Participam do debate:

Janete Alegre, liderança indígena e integrante da Kuñangue Aty Guasu – Grande Assembleia das Mulheres Kaiowa e Guarani

Marco Antonio Delfino de Almeida, procurador do Ministério Público Federal (MPF) em Dourados (MS)

Silvana Jesus do Nascimento, antropóloga sul-mato-grossense, doutora pela Universidade Federal do Rio Grande do Sul

Neyla Ferreira Mendes, defensora pública e Coordenadora do Núcleo Institucional de Promoção e Defesa dos Povos Indígenas e de Igualdade Racial e Étnica – NUPIIR

A mediação será feita por Spensy Pimentel, antropólogo e jornalista.

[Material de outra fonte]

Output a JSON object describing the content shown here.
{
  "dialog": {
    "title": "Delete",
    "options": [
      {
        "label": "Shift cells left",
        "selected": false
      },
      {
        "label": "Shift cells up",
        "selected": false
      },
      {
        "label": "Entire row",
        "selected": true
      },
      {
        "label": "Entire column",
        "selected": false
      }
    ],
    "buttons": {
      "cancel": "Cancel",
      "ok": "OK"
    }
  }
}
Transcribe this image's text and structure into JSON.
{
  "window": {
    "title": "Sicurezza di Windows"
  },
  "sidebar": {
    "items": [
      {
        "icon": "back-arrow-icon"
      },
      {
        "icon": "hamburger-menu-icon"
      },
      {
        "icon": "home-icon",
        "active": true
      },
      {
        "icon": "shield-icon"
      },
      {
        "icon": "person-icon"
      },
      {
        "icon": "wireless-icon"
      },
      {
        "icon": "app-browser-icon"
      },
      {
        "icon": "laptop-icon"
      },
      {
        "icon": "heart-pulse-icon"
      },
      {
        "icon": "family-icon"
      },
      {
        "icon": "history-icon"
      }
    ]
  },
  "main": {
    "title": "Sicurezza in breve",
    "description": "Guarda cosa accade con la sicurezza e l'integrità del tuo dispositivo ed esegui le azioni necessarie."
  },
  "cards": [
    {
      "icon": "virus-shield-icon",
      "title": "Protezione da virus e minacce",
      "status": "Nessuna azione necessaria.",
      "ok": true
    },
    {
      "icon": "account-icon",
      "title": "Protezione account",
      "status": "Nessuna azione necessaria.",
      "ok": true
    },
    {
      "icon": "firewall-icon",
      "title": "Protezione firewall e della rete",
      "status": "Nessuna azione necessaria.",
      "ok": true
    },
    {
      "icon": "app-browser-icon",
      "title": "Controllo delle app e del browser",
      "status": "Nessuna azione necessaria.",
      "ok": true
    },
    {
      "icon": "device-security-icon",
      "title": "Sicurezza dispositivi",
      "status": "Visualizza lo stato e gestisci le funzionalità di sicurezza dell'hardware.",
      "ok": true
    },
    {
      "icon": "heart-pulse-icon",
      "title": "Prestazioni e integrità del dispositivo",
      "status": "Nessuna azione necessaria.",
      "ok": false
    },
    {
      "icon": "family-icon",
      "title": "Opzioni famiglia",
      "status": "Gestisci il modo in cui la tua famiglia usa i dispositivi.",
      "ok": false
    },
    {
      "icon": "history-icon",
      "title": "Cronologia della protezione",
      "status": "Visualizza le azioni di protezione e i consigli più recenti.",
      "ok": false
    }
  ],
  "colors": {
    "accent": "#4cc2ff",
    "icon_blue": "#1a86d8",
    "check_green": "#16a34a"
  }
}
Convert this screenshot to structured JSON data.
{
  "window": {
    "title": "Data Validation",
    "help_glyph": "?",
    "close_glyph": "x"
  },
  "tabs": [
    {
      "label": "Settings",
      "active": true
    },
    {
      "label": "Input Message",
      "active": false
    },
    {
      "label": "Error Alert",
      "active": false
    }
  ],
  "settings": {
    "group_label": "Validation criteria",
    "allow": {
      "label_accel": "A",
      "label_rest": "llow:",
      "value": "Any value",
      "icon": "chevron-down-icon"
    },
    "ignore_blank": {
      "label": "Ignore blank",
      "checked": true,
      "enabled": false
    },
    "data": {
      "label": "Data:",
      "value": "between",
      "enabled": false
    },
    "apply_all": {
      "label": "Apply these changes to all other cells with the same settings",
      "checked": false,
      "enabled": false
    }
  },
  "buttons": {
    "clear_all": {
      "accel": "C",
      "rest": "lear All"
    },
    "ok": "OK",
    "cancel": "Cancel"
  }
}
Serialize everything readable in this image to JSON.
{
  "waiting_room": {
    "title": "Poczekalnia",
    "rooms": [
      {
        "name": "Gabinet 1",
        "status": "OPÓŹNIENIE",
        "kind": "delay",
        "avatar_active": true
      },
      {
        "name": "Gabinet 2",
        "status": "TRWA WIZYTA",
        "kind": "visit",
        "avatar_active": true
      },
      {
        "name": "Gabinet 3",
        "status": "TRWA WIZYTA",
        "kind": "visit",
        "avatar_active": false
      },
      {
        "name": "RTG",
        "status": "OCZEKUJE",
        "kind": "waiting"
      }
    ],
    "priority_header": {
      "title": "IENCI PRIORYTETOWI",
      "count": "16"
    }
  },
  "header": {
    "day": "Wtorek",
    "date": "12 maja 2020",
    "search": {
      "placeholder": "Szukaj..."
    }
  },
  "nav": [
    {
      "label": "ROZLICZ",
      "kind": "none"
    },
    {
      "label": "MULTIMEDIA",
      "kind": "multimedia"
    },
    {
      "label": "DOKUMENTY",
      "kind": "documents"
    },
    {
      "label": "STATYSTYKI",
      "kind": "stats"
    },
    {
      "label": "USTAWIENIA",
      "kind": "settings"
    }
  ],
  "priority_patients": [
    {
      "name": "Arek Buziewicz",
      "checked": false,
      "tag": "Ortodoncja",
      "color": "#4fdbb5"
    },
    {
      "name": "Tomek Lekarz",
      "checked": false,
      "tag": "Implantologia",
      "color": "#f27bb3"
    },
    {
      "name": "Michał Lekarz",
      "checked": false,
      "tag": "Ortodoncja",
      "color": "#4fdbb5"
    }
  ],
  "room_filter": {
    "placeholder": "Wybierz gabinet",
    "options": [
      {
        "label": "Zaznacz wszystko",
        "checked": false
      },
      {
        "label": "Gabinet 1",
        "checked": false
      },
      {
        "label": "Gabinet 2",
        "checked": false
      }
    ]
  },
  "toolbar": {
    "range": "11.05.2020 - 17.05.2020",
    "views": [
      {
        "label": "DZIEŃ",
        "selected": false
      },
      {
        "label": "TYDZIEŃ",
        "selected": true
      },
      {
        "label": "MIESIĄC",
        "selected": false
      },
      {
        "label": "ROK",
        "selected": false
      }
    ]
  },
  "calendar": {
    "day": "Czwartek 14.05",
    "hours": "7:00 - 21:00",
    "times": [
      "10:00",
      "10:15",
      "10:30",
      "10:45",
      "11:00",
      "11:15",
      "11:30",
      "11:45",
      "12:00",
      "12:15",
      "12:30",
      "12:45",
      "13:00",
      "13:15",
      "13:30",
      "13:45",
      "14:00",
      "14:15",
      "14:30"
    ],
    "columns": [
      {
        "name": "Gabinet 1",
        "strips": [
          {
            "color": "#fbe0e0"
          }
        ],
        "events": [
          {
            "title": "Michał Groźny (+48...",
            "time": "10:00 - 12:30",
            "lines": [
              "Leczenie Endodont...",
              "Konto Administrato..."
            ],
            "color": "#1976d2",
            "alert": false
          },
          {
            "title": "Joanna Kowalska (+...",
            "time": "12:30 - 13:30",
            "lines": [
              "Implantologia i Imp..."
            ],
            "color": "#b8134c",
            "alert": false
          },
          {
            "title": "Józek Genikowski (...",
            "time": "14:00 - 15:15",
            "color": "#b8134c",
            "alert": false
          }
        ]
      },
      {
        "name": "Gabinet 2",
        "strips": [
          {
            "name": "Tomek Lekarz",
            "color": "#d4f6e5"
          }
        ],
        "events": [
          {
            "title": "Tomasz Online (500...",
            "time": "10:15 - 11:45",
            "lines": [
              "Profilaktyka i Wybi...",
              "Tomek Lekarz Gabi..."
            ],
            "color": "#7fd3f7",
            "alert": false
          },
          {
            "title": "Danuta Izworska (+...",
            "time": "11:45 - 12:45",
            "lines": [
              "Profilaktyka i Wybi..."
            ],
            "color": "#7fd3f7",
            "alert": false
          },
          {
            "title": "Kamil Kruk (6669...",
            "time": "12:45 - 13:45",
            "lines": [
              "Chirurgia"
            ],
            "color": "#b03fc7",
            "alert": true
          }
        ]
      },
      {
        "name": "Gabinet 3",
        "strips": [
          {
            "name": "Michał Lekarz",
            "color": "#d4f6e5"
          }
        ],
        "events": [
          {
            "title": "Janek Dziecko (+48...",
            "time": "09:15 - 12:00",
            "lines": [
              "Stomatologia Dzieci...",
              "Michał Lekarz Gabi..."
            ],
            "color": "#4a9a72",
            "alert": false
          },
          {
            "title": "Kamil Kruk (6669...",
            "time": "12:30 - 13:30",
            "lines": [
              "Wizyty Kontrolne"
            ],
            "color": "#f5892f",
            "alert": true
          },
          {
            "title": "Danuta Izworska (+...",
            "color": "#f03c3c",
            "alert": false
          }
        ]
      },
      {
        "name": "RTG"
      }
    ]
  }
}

[1] FUNAI/BRASIL. Relatório Mapeamento qualificado de todos os casos de crianças e jovens indígenas em situação de acolhimento institucional e familiar da região de Dourados/ MS. Coordenação Regional da Funai de Dourados/MS. Serviço de Promoção dos Direitos Sociais e de Cidadania – SEDISC. Novembro de 2017. Disponível em: http://www.suas.sedhast.ms.gov.br/wp-content/uploads/2019/09/3.2-RELAT%C3%93RIO-Mapeamento-Qualitativo-dos-casos-de-acolhimento-institucional-de-crian%C3%A7as-e-jovens-ind%C3%ADgenas-CR-Dourados-1.pdf. Acesso em 21/11/2020.